Frau Kats, Sie werden am 27. Januar, dem Tag des Gedenkens an die Opfer des Nationalsozialismus, im Deutschen Bundestag sprechen. Was bedeutet das für Sie?
Es ist etwas sehr Besonderes, eine große Ehre – ich hätte es nie für möglich gehalten! Ich werde dort über etwas sprechen, das mir sehr am Herzen liegt.
Was ist das?
Es geht in diesem Jahr zum ersten Mal um eine Opfergruppe, die an den Holocaust-Gedenktagen bisher nie speziell erwähnt wurde, nämlich queere Menschen.
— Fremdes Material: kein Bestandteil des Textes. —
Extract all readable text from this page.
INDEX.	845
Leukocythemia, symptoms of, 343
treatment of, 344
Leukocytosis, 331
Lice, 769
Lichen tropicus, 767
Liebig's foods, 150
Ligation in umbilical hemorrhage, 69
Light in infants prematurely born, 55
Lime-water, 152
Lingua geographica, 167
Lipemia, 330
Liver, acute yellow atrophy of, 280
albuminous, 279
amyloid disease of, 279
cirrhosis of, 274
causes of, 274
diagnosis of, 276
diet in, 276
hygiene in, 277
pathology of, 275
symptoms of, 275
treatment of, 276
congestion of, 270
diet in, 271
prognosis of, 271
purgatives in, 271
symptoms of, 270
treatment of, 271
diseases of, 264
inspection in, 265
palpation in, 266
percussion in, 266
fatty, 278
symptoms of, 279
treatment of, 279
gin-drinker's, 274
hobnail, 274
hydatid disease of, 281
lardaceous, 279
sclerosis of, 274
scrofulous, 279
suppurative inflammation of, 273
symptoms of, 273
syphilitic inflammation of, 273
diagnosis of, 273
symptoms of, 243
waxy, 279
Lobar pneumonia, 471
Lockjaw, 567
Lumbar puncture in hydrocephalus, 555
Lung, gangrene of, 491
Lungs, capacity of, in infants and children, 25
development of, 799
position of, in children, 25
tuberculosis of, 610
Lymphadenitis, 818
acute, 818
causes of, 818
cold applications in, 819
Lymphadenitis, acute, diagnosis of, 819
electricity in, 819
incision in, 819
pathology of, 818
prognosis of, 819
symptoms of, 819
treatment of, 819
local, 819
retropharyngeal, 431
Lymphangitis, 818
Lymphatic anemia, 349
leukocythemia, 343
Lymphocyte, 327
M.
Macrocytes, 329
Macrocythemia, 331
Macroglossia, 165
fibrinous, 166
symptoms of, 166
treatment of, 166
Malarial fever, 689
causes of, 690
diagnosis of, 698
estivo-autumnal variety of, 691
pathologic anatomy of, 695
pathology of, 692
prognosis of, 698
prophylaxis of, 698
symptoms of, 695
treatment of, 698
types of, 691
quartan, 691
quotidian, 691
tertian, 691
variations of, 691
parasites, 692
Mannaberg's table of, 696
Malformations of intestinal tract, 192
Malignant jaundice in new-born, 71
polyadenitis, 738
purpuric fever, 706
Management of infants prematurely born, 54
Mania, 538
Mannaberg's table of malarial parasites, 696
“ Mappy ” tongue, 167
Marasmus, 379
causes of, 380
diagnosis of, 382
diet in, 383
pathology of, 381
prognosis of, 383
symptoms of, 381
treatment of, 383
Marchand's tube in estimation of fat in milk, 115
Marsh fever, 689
Ich habe viele Freunde, die homosexuell sind, habe dem aber nie Beachtung geschenkt, sie sind einfach meine Freunde. Als ich aus Berlin angefragt wurde, habe ich gern zugesagt. Dem liegt ein sehr schöner Gedanke zugrunde: Solidarität von einer Gruppe zur anderen.
Diese Verbindung liegt ihnen also besonders am Herzen?
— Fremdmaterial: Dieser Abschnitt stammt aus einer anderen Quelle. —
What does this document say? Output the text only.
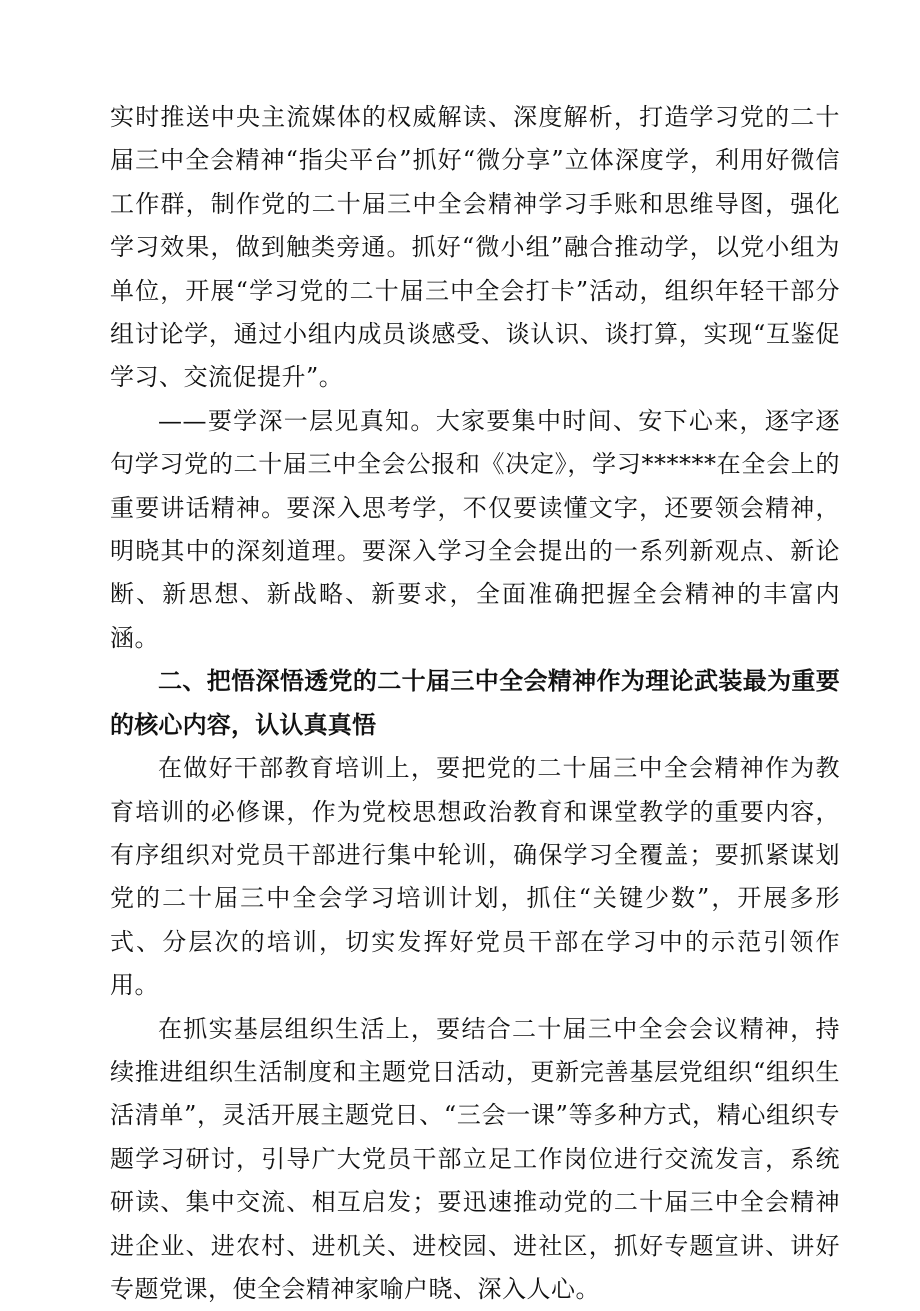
实时推送中央主流媒体的权威解读、深度解析，打造学习党的二十届三中全会精神“指尖平台”抓好“微分享”立体深度学，利用好微信工作群，制作党的二十届三中全会精神学习手账和思维导图，强化学习效果，做到触类旁通。抓好“微小组”融合推动学，以党小组为单位，开展“学习党的二十届三中全会打卡”活动，组织年轻干部分组讨论学，通过小组内成员谈感受、谈认识、谈打算，实现“互鉴促学习、交流促提升”。

——要学深一层见真知。大家要集中时间、安下心来，逐字逐句学习党的二十届三中全会公报和《决定》，学习******在全会上的重要讲话精神。要深入思考学，不仅要读懂文字，还要领会精神，明晓其中的深刻道理。要深入学习全会提出的一系列新观点、新论断、新思想、新战略、新要求，全面准确把握全会精神的丰富内涵。

二、把悟深悟透党的二十届三中全会精神作为理论武装最为重要的核心内容，认认真真悟

在做好干部教育培训上，要把党的二十届三中全会精神作为教育培训的必修课，作为党校思想政治教育和课堂教学的重要内容，有序组织对党员干部进行集中轮训，确保学习全覆盖；要抓紧谋划党的二十届三中全会学习培训计划，抓住“关键少数”，开展多形式、分层次的培训，切实发挥好党员干部在学习中的示范引领作用。

在抓实基层组织生活上，要结合二十届三中全会会议精神，持续推进组织生活制度和主题党日活动，更新完善基层党组织“组织生活清单”，灵活开展主题党日、“三会一课”等多种方式，精心组织专题学习研讨，引导广大党员干部立足工作岗位进行交流发言，系统研读、集中交流、相互启发；要迅速推动党的二十届三中全会精神进企业、进农村、进机关、进校园、进社区，抓好专题宣讲、讲好专题党课，使全会精神家喻户晓、深入人心。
Ja, und zwar in dem Sinne, dass ich allen Menschen gegenüber offen bin. Ich finde es furchtbar, Unterschiede zu machen. Wenn wir geboren werden, haben wir alle dieselben Bedürfnisse. Ich versuche immer, auf den jeweiligen Menschen zu schauen. Das sage ich auch bei meinen Gesprächen an Schulen und anderen Orten: Man muss einen Menschen erst einmal kennenlernen und darf nicht immer gleich urteilen.
Was möchten Sie den Bundestagsabgeordneten mitteilen?
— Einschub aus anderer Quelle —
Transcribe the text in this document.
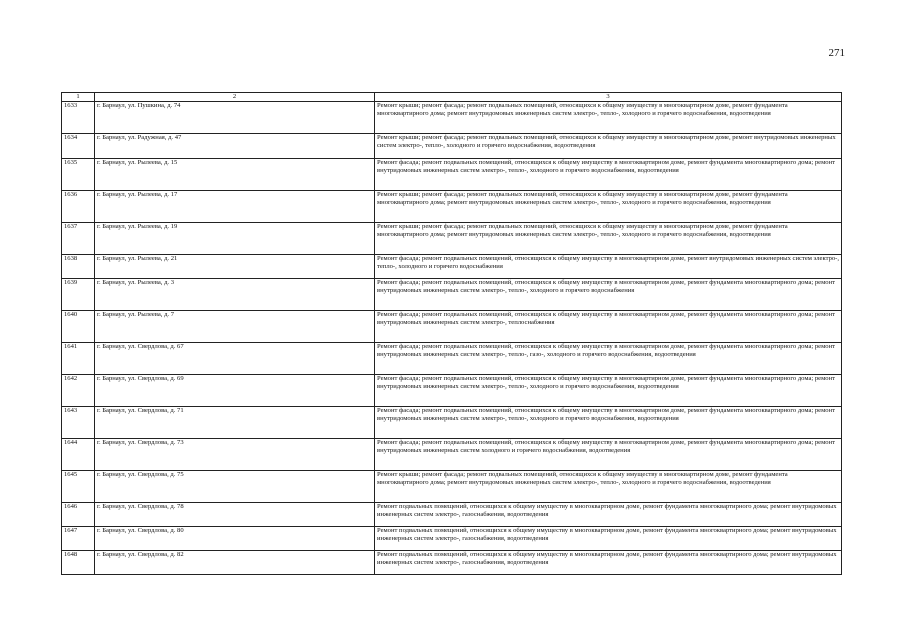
271
1	2	3
1633	г. Барнаул, ул. Пушкина, д. 74	Ремонт крыши; ремонт фасада; ремонт подвальных помещений, относящихся к общему имуществу в многоквартирном доме, ремонт фундамента многоквартирного дома; ремонт внутридомовых инженерных систем электро-, тепло-, холодного и горячего водоснабжения, водоотведения
1634	г. Барнаул, ул. Радужная, д. 47	Ремонт крыши; ремонт фасада; ремонт подвальных помещений, относящихся к общему имуществу в многоквартирном доме, ремонт внутридомовых инженерных систем электро-, тепло-, холодного и горячего водоснабжения, водоотведения
1635	г. Барнаул, ул. Рылеева, д. 15	Ремонт фасада; ремонт подвальных помещений, относящихся к общему имуществу в многоквартирном доме, ремонт фундамента многоквартирного дома; ремонт внутридомовых инженерных систем электро-, тепло-, холодного и горячего водоснабжения, водоотведения
1636	г. Барнаул, ул. Рылеева, д. 17	Ремонт крыши; ремонт фасада; ремонт подвальных помещений, относящихся к общему имуществу в многоквартирном доме, ремонт фундамента многоквартирного дома; ремонт внутридомовых инженерных систем электро-, тепло-, холодного и горячего водоснабжения, водоотведения
1637	г. Барнаул, ул. Рылеева, д. 19	Ремонт крыши; ремонт фасада; ремонт подвальных помещений, относящихся к общему имуществу в многоквартирном доме, ремонт фундамента многоквартирного дома; ремонт внутридомовых инженерных систем электро-, тепло-, холодного и горячего водоснабжения, водоотведения
1638	г. Барнаул, ул. Рылеева, д. 21	Ремонт фасада; ремонт подвальных помещений, относящихся к общему имуществу в многоквартирном доме, ремонт внутридомовых инженерных систем электро-, тепло-, холодного и горячего водоснабжения
1639	г. Барнаул, ул. Рылеева, д. 3	Ремонт фасада; ремонт подвальных помещений, относящихся к общему имуществу в многоквартирном доме, ремонт фундамента многоквартирного дома; ремонт внутридомовых инженерных систем электро-, тепло-, холодного и горячего водоснабжения
1640	г. Барнаул, ул. Рылеева, д. 7	Ремонт фасада; ремонт подвальных помещений, относящихся к общему имуществу в многоквартирном доме, ремонт фундамента многоквартирного дома; ремонт внутридомовых инженерных систем электро-, теплоснабжения
1641	г. Барнаул, ул. Свердлова, д. 67	Ремонт фасада; ремонт подвальных помещений, относящихся к общему имуществу в многоквартирном доме, ремонт фундамента многоквартирного дома; ремонт внутридомовых инженерных систем электро-, тепло-, газо-, холодного и горячего водоснабжения, водоотведения
1642	г. Барнаул, ул. Свердлова, д. 69	Ремонт фасада; ремонт подвальных помещений, относящихся к общему имуществу в многоквартирном доме, ремонт фундамента многоквартирного дома; ремонт внутридомовых инженерных систем электро-, тепло-, холодного и горячего водоснабжения, водоотведения
1643	г. Барнаул, ул. Свердлова, д. 71	Ремонт фасада; ремонт подвальных помещений, относящихся к общему имуществу в многоквартирном доме, ремонт фундамента многоквартирного дома; ремонт внутридомовых инженерных систем электро-, тепло-, холодного и горячего водоснабжения, водоотведения
1644	г. Барнаул, ул. Свердлова, д. 73	Ремонт фасада; ремонт подвальных помещений, относящихся к общему имуществу в многоквартирном доме, ремонт фундамента многоквартирного дома; ремонт внутридомовых инженерных систем холодного и горячего водоснабжения, водоотведения
1645	г. Барнаул, ул. Свердлова, д. 75	Ремонт крыши; ремонт фасада; ремонт подвальных помещений, относящихся к общему имуществу в многоквартирном доме, ремонт фундамента многоквартирного дома; ремонт внутридомовых инженерных систем электро-, тепло-, холодного и горячего водоснабжения, водоотведения
1646	г. Барнаул, ул. Свердлова, д. 78	Ремонт подвальных помещений, относящихся к общему имуществу в многоквартирном доме, ремонт фундамента многоквартирного дома; ремонт внутридомовых инженерных систем электро-, газоснабжения, водоотведения
1647	г. Барнаул, ул. Свердлова, д. 80	Ремонт подвальных помещений, относящихся к общему имуществу в многоквартирном доме, ремонт фундамента многоквартирного дома; ремонт внутридомовых инженерных систем электро-, газоснабжения, водоотведения
1648	г. Барнаул, ул. Свердлова, д. 82	Ремонт подвальных помещений, относящихся к общему имуществу в многоквартирном доме, ремонт фундамента многоквартирного дома; ремонт внутридомовых инженерных систем электро-, газоснабжения, водоотведения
Dass ich, auch wenn ich nicht zu dieser Opfergruppe gehöre, vieles von ihrer Problematik kenne und weiß, wie furchtbar es ist, was mit ihnen geschah. Das erzähle ich anhand eines Teils meiner eigenen Geschichte und schlage von dort eine Brücke zur Geschichte der homosexuellen Opfer.
Wollen Sie auch der jungen Generation etwas mit auf den Weg geben?
Ja, und zwar: Versucht, euch immer in andere hineinzuversetzen, sie zu verstehen! Dazu muss man sich seiner eigenen Verantwortung als Mensch bewusst sein, nicht nur gegenüber sich selbst, auch gegenüber anderen. Nehmt diese Verantwortung wahr! Vielleicht werde ich als »Gutmensch« beschimpft, wenn ich das sage, aber ich denke, das ist die einzige Art, wie man als Gesellschaft weiterkommen kann, ohne diese Polarisierung.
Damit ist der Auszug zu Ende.